Summary - implements MapReduce using Amazon's native cloud offerings like S3, SQS and SimpleDB instead of Hadoop's reliance on traditional OS filesystems and services.
Interesting idea. I'm wary of the reliability issues though, I'm doing a lot with SimpleDB and there's plenty of landmines.
The performance evaluation vs Hadoop looks bogus to me. S3, SQS and SimpleDB run on real (non-virtualized) hardware. You need a lot more Hadoop nodes to make it comparable. At least throughput per AWS dollar should be reported.
The ~100k files inverted index test is completely unfair to Hadoop: launching 100k map task per small file is ridiculous as it's basically measuring JVM startup time. People/crawlers typically put all these pages in large map/sequence files. Hadoop would automatically launch a map task per chunk (default 128MB).

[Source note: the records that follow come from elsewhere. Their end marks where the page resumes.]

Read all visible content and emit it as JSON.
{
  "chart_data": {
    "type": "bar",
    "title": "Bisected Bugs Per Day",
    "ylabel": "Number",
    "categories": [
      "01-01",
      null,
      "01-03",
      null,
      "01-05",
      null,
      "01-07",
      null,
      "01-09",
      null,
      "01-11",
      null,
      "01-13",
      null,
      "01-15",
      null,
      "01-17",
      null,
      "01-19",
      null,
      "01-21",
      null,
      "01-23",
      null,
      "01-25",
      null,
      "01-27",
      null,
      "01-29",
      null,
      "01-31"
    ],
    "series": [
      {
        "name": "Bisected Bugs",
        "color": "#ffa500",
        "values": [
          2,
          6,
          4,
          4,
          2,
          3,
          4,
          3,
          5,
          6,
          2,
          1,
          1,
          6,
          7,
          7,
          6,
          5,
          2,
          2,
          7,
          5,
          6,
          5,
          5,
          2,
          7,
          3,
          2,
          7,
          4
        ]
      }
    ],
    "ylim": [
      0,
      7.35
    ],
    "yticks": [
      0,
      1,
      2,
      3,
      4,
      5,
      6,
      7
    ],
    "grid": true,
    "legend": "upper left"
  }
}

Fetching data to EC2 for computation is also a step backward. It cannot scale on large data as the cluster will become switch bound much ealier than the "kosher" map-reduce, where data locality is observed.
In any case, it's neither fast or lean (it's basically Java glue code to use S3/SQS/SimpleDB, and seems to have larger overall carbon footprint than Hadoop)
Interesting idea. I'm wary of the reliability issues though, I'm doing a lot with SimpleDB and there's plenty of landmines.